L'apiculture moderne est confrontée à des défis importants, notamment la perte massive d'abeilles due à des facteurs tels que le Varroa, le frelon asiatique et diverses maladies. Pour maintenir la vitalité de leurs ruchers, les apiculteurs, qu'ils soient amateurs ou professionnels, doivent régulièrement remplacer les reines de leurs ruches et produire de nouveaux essaims. Au cœur de cette pratique se trouve le greffage de larves, une technique essentielle qui permet l'élevage de nouvelles reines.
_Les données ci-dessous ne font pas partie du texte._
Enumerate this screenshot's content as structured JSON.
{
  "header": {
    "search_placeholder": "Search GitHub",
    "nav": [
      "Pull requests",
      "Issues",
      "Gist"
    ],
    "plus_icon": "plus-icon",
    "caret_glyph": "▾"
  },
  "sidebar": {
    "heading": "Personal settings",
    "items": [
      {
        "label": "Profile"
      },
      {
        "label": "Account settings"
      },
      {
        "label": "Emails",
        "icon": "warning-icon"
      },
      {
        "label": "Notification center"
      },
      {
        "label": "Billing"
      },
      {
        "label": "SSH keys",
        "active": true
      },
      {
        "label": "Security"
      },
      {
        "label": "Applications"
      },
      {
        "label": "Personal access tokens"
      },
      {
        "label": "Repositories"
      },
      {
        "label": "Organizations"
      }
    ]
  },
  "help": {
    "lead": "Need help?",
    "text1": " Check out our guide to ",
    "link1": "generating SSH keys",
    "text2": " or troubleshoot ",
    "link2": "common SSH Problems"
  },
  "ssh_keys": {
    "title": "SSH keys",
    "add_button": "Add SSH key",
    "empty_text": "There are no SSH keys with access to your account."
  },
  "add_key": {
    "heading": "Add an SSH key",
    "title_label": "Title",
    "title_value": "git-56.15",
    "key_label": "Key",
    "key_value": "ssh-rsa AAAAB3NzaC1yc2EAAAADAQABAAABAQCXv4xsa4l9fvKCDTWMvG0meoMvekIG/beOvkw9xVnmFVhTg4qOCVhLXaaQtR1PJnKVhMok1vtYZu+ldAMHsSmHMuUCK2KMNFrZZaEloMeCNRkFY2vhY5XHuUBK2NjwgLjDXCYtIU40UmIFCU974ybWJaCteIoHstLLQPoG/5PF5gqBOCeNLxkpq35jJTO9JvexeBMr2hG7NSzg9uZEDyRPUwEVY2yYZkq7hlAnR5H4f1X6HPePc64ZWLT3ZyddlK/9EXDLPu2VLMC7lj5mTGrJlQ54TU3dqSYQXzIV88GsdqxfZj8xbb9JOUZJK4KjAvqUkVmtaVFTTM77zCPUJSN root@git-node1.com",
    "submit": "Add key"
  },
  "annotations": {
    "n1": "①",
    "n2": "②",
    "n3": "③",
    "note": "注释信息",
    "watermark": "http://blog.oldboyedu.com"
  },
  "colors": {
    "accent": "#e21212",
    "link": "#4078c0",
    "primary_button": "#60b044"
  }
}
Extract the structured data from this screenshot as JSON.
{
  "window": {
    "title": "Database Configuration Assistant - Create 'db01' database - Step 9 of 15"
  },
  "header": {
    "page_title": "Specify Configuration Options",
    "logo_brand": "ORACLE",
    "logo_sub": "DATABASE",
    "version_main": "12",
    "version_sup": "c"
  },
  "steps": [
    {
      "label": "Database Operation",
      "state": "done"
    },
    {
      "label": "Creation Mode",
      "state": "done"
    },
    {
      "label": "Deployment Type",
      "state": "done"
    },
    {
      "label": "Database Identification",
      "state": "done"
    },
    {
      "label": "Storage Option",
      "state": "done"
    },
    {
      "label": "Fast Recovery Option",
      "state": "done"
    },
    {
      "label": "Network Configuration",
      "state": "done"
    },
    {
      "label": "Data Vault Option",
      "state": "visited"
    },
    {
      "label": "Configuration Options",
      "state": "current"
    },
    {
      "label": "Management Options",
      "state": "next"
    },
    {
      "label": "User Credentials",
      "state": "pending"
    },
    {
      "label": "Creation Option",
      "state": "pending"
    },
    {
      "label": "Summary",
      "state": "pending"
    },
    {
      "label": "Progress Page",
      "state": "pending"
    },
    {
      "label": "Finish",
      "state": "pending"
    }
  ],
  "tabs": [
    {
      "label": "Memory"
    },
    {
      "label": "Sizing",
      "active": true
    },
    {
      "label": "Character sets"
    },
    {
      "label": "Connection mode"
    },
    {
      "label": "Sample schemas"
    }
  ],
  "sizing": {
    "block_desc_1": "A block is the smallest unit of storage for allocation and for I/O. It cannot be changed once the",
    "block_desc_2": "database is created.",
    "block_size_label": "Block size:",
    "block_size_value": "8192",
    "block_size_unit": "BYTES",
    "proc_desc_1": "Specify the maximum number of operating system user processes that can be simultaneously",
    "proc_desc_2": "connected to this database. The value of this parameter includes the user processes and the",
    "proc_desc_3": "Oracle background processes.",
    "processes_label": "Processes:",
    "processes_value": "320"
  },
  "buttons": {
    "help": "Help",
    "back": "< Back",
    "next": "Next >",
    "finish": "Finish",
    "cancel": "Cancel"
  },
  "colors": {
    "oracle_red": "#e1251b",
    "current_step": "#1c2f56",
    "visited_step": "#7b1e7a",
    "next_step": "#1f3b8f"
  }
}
Ce processus, bien que fondamental, peut parfois être perçu comme complexe, mais des innovations comme la méthode Kemp visent à le rendre accessible à un plus grand nombre.
Comprendre le Greffage de Larves : Principes et Outils
Le greffage de larves est une technique d'élevage qui consiste à prélever une très jeune larve d'ouvrière sur un cadre de couvain, puis à la déposer délicatement dans une cupule. L'objectif est qu'elle soit élevée comme future reine par les abeilles nourricières. Ce geste s'inscrit dans une démarche complète d'élevage, incluant le choix judicieux de la larve, la préparation du starter, le suivi des cellules royales et une lecture attentive des étapes suivantes au rucher. Le greffage ne se limite pas au transfert d'une larve ; il nécessite également une colonie prête à élever, des conditions de travail optimales et un calendrier rigoureusement respecté. Il est crucial de retenir que le greffage ne "fabrique" pas une reine à partir d'une larve spéciale, mais offre à une larve très jeune les conditions idéales pour être nourrie comme une future reine. Toute la réussite de la méthode repose sur cette précision.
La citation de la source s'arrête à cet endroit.